Que pense le Groupe financier Peak, qui a des activités pancandiennes dans différents secteurs, de cette possible adoption au Québec de l’ACCFM ? «Cela serait une bonne chose. J’aurais alors un seul régulateur plutôt que deux», affirme Jean Carrier, vice-président conformité. Actuellement, la firme doit subir des audits des deux entités de réglementation en plus de produire des états financiers pour chacune.

Quant aux frais liés aux actifs moyens sous administration, il faudra voir ce qui est inclus dans la facture, dit-il. Beaucoup de variables restent inconnues : devra-t-on payer pour un seul fonds d’indemnisation des investisseurs, optera-t-on pour celui de l’ACCFM ou pour celui de l’Autorité des marchés financiers (AMF), ou encore pour les deux ? s’interroge Jean Carrier.

Au Groupe Cloutier, moins de 5 % de l’actif sous administration est situé hors du Québec. À ce jour, les frais de l’ACCFM sont assez abordables. «Par contre, si on devait payer des frais pour la totalité de nos actifs sous gestion, y compris le Québec, la facture de l’ACCFM serait multipliée par 20 à 30, même chose pour leur fonds d’indemnisation», explique François Bruneau, directeur principal, administration et opérations de Groupe Cloutier.

«Dès qu’on grossit, cela devient beaucoup plus cher. Un courtier en Ontario qui a 2 G$ d’actif sous administration paiera bien plus avec l’ACCFM qu’avec l’AMF», ajoute Michel Kirouac, vice-président et directeur général du Groupe Cloutier.

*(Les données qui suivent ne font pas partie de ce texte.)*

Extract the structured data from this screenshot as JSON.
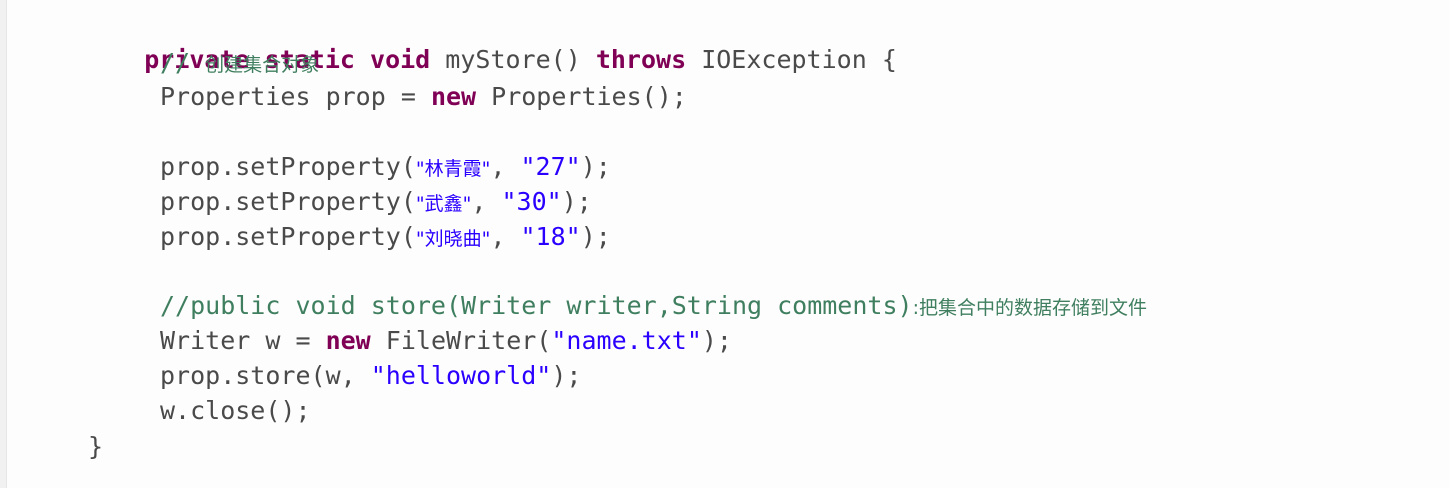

L’avantage d’être uniquement avec l’ACCFM sera d’éviter de subir deux audits, l’un de l’AMF et l’autre de l’ACCFM. «Pour cette raison, nous prêchons pour l’adoption des règles de l’ACCFM. On voudrait que le Québec accepte ces règles afin d’être audité par l’ACCFM, et que l’AMF l’accepte, ou encore que l’AMF applique les règles de l’ACCFM et que ce soit satisfaisant pour le Québec et pour le reste du Canada», ajoute-t-il.

Approche rigide

Quelques cabinets au Québec ne sont pas membres de l’ACCFM. C’est le cas de Mérici Services financiers, un courtier en épargne collective indépendant qui compte une cinquantaine de représentants. L’entreprise ne voit pas d’un bon oeil la possible reconnaissance de l’ACCFM au Québec. Selon son chef de la conformité, Maxime Gauthier, cela aurait des conséquences importantes et néfastes pour l’industrie et pour la protection des consommateurs.

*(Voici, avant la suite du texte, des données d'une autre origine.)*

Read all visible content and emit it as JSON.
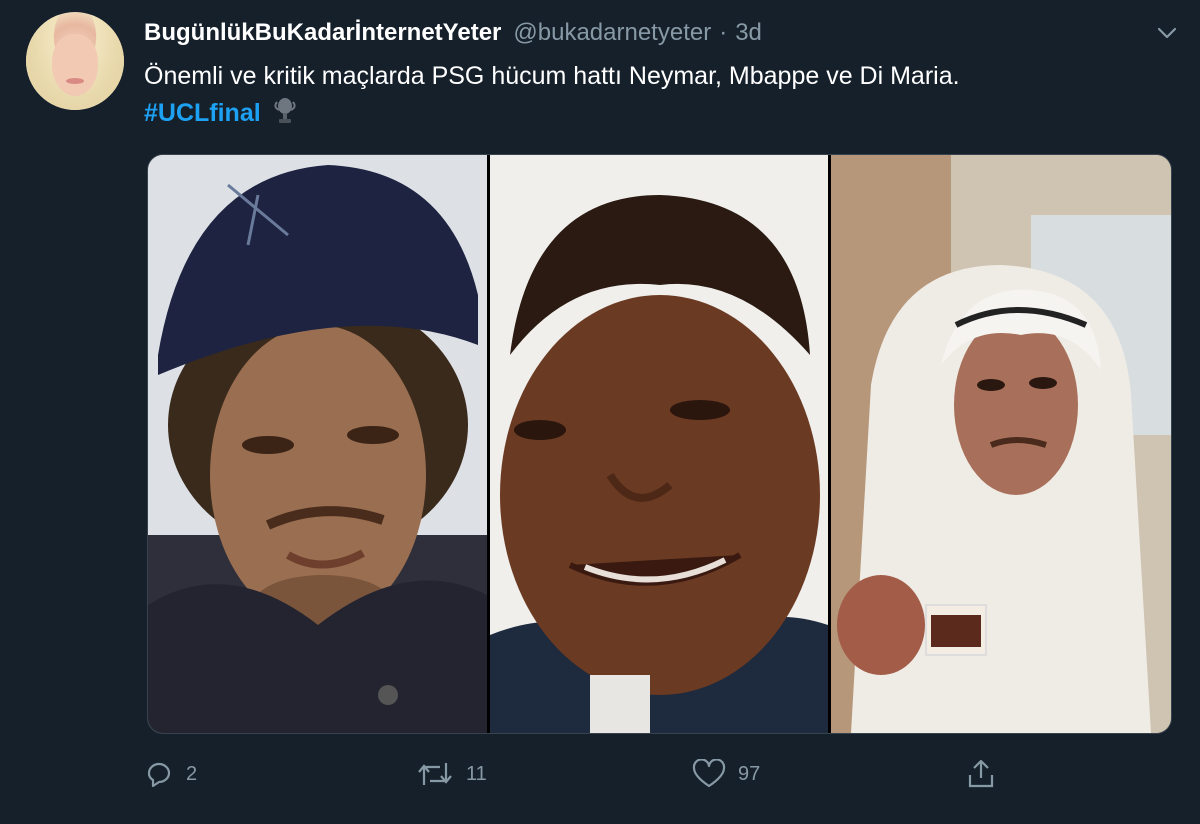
{
  "tweet": {
    "display_name": "BugünlükBuKadarİnternetYeter",
    "handle": "@bukadarnetyeter",
    "separator": "·",
    "timestamp": "3d",
    "text": "Önemli ve kritik maçlarda PSG hücum hattı Neymar, Mbappe ve Di Maria.",
    "hashtag": "#UCLfinal",
    "emoji_icon": "trophy-icon",
    "media": [
      {
        "icon": "photo-person-cap"
      },
      {
        "icon": "photo-person-smiling"
      },
      {
        "icon": "photo-person-headscarf-tea"
      }
    ],
    "actions": {
      "reply_count": "2",
      "retweet_count": "11",
      "like_count": "97"
    }
  },
  "colors": {
    "background": "#15202b",
    "text": "#ffffff",
    "muted": "#8899a6",
    "link": "#1da1f2",
    "border": "#38444d"
  }
}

Ce dernier juge qu’il en coûterait beaucoup plus cher pour sa firme de changer d’organisme. «La structure de frais avantagerait essentiellement les courtiers en épargne collective qui ont énormément de représentants et dont les actifs sous gestion sont faibles», résume-t-il.

Maxime Gauthier met également en garde ceux qui pensent éviter de payer la cotisation à la Chambre de la sécurité financière (CSF) : «Tous ceux qui détiennent également un permis d’assurance de personnes en plus de celui en épargne collective ne s’en sortiront pas. Ils seront nombreux à devoir payer tout de même leur cotisation à la CSF. Et même si la CSF devait disparaître, il faudrait tout de même que quelqu’un s’assure de la déontologie et de la formation de ces représentants, et cela ne sera pas sans frais.»

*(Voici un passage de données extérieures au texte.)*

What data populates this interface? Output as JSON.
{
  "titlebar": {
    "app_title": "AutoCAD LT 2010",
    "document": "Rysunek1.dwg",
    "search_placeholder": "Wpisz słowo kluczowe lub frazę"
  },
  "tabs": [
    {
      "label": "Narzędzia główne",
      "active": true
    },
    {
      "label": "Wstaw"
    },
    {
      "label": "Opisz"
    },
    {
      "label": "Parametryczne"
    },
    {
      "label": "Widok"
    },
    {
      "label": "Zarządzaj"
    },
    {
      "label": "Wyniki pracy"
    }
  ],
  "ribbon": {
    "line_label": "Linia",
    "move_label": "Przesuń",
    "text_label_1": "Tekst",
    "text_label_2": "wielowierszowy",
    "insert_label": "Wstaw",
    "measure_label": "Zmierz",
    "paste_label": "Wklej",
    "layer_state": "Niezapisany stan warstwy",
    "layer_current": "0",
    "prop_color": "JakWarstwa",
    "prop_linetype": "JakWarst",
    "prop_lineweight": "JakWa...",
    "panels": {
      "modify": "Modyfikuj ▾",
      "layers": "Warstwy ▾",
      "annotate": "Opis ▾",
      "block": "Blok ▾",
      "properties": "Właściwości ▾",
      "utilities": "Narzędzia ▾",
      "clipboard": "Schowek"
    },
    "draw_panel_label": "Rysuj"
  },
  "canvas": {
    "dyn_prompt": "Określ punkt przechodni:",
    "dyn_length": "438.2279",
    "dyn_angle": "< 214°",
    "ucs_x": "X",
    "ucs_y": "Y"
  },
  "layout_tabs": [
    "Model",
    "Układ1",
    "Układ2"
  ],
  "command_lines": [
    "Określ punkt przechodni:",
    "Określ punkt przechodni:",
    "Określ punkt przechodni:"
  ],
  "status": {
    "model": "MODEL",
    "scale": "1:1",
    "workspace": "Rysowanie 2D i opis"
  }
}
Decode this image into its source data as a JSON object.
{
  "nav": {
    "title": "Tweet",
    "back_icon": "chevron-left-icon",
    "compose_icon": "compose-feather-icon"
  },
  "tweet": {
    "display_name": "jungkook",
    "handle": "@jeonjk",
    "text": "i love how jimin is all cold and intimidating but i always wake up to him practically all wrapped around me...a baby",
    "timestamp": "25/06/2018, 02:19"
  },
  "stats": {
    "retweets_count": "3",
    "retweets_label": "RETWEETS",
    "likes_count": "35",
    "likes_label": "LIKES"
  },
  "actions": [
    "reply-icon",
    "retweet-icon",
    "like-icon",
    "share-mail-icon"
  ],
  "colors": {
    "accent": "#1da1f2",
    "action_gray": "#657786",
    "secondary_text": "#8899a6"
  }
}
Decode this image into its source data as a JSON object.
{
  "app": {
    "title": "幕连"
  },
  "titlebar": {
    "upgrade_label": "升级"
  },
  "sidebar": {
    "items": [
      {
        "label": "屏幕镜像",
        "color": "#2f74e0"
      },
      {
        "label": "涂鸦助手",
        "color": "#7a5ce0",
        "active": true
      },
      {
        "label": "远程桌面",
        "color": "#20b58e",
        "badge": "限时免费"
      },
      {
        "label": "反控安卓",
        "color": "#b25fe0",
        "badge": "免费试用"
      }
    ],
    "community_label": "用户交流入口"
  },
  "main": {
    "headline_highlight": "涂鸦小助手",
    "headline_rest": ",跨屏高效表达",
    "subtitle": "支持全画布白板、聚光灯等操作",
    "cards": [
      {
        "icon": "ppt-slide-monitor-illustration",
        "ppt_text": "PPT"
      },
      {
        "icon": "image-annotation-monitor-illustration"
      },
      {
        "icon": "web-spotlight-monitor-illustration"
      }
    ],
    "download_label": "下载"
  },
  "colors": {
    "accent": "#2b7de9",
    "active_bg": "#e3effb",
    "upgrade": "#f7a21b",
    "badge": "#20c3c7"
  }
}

«L’approche de l’ACCFM est prescriptive et rigide, calquée sur le modèle des grandes institutions financières canadiennes qui est plus coûteux à mettre en place et à opérer en plus de moins bien protéger les investisseurs, puisque leur fonds d’indemnisation couvre beaucoup moins que celui qui est actuellement géré par l’AMF. À tous points de vue, la reconnaissance de l’ACCFM représenterait un recul pour le Québec qui confierait à Toronto le soin d’encadrer l’industrie des fonds communs au Québec», soulignait Mérici dans un récent communiqué.

Économique pour Desjardins

Tous ne sont pas de cet avis. Dans son mémoire, le Mouvement Desjardins a calculé qu’en transposant ses activités d’épargne collective dans le cadre réglementaire en vigueur dans toutes les autres provinces, elle aurait économisé plus de 1,7 M$ seulement en 2014.

À ce surplus de dépenses, on doit aussi ajouter des coûts indirects liés «à la gestion simultanée de deux cadres réglementaires bien différents pour opérer partout au Canada et à l’obligation systématique de composer avec la CSF et l’AMF pour les affaires québécoises», peut-on lire dans son mémoire.